L.A. — Comment peut-on collaborer avec les partenaires privés ?
J.B. — Granby a demandé à la firme d’urbanisme L’Arpent d’élaborer un plan de densification. En parallèle, on travaille sur une politique d’habitation en collaboration avec les organismes communautaires et les promoteurs. On connaîtra ainsi les besoins en logements et les endroits où on veut densifier.
V.P. — Montréal a décidé de créer une cellule facilitatrice, notamment dans Ville-Marie. Elle réunit les fonctionnaires en urbanisme de l’arrondissement, les promoteurs immobiliers et les constructeurs pour assurer une conversation constante sur nos positions respectives. On vient aussi de nommer un directeur général adjoint au développement économique, qui s’occupera notamment de la stratégie immobilière.
L.A. — Faut-il revoir la fiscalité des municipalités pour encourager la densification ?
V.P. — Il faut la transformer pour plein de raisons. C’est un modèle complètement dépassé. Quand on densifie, ça amène des défis pour créer des infrastructures. Les citoyens s’attendent aussi à des services et à des espaces verts proches. Tout ça coûte très cher. Les municipalités doivent diversifier leurs sources de revenus. Ce n’est pas normal que 70 % de nos revenus dépendent de la taxe foncière.

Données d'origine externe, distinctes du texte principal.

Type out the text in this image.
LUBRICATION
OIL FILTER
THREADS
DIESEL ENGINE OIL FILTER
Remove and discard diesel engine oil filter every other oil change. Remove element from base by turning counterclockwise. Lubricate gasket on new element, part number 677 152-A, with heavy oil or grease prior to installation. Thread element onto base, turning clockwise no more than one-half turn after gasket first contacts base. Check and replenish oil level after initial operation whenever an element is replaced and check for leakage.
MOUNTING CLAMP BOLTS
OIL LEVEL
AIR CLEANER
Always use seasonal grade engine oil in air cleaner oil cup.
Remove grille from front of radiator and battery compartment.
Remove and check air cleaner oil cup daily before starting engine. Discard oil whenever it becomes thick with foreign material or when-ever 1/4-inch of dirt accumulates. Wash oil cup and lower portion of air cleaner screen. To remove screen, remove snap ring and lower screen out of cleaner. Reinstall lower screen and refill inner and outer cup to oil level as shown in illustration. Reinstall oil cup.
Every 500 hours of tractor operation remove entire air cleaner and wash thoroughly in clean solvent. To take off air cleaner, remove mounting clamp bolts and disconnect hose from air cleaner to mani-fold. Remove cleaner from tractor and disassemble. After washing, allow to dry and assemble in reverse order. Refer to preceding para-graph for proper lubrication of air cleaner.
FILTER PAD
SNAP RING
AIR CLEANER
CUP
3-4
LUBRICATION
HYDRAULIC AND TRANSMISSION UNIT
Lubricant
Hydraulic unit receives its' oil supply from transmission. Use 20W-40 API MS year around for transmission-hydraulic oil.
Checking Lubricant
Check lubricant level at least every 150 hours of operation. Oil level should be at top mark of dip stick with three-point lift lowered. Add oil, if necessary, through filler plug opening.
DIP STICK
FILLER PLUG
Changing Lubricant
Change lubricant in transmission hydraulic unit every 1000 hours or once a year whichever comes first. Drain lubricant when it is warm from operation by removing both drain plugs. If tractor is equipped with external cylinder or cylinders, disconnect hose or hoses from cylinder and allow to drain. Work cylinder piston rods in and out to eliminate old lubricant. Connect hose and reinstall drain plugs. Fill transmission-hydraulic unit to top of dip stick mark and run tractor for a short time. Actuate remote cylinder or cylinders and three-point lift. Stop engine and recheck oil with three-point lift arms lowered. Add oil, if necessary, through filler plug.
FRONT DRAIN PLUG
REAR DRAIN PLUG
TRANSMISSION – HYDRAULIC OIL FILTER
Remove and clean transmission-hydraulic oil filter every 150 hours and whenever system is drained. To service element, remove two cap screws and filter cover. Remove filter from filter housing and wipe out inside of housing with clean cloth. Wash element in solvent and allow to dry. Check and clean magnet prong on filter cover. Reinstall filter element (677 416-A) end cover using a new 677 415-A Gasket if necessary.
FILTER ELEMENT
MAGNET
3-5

S.B. — En ce moment, ça coûte parfois plus cher d’habiter dans un logement plus dense à cause de la façon dont les lois permettent aux villes de taxer. Si on tient pour acquis que la densification est bien pour la société, on devrait encourager le concept.
L.A. — Quels sont les principaux défis à la densification ?
S.B. — Faire une densité qui s’intègre dans la collectivité, convaincre les promoteurs de faire de bons projets, adapter nos règlements pour aller dans ce sens… Bref, c’est avec un mélange de sensibilisation, d’implication, d’encadrement réglementaire et fiscal qu’on va créer un consensus en faveur de la densification.
V.P. — En plus du défi fiscal, les projets de densification doivent s’inscrire dans la lutte aux changements climatiques et respecter le caractère unique des quartiers.
J.B. — Après l’acceptabilité sociale, le défi est d’avoir l’espace pour densifier. Sinon, ça prend de la volonté politique pour aller de l’avant.
L.A. — Comment peut-on favoriser la qualité architecturale dans les projets de densification ?
V.P. — Il y a tellement d’exemples réussis d’intégration de modernité à des ensembles patrimoniaux. À Montréal, on veut s’éloigner du façadisme [qui consiste à conserver seulement la façade d’un immeuble patrimonial]. Les concours architecturaux garantissent une intégration réussie avec les objectifs de densification.
J.B. — On aimerait pouvoir donner des points pour la qualité architecturale. On se retrouve aussi pris parfois avec des entrepreneurs parce qu’on procède par appels d’offres. On peut quand même inclure le volet architectural dans nos appels d’offres pour avoir de beaux projets.
Les propos ont été édités à des fins de concision.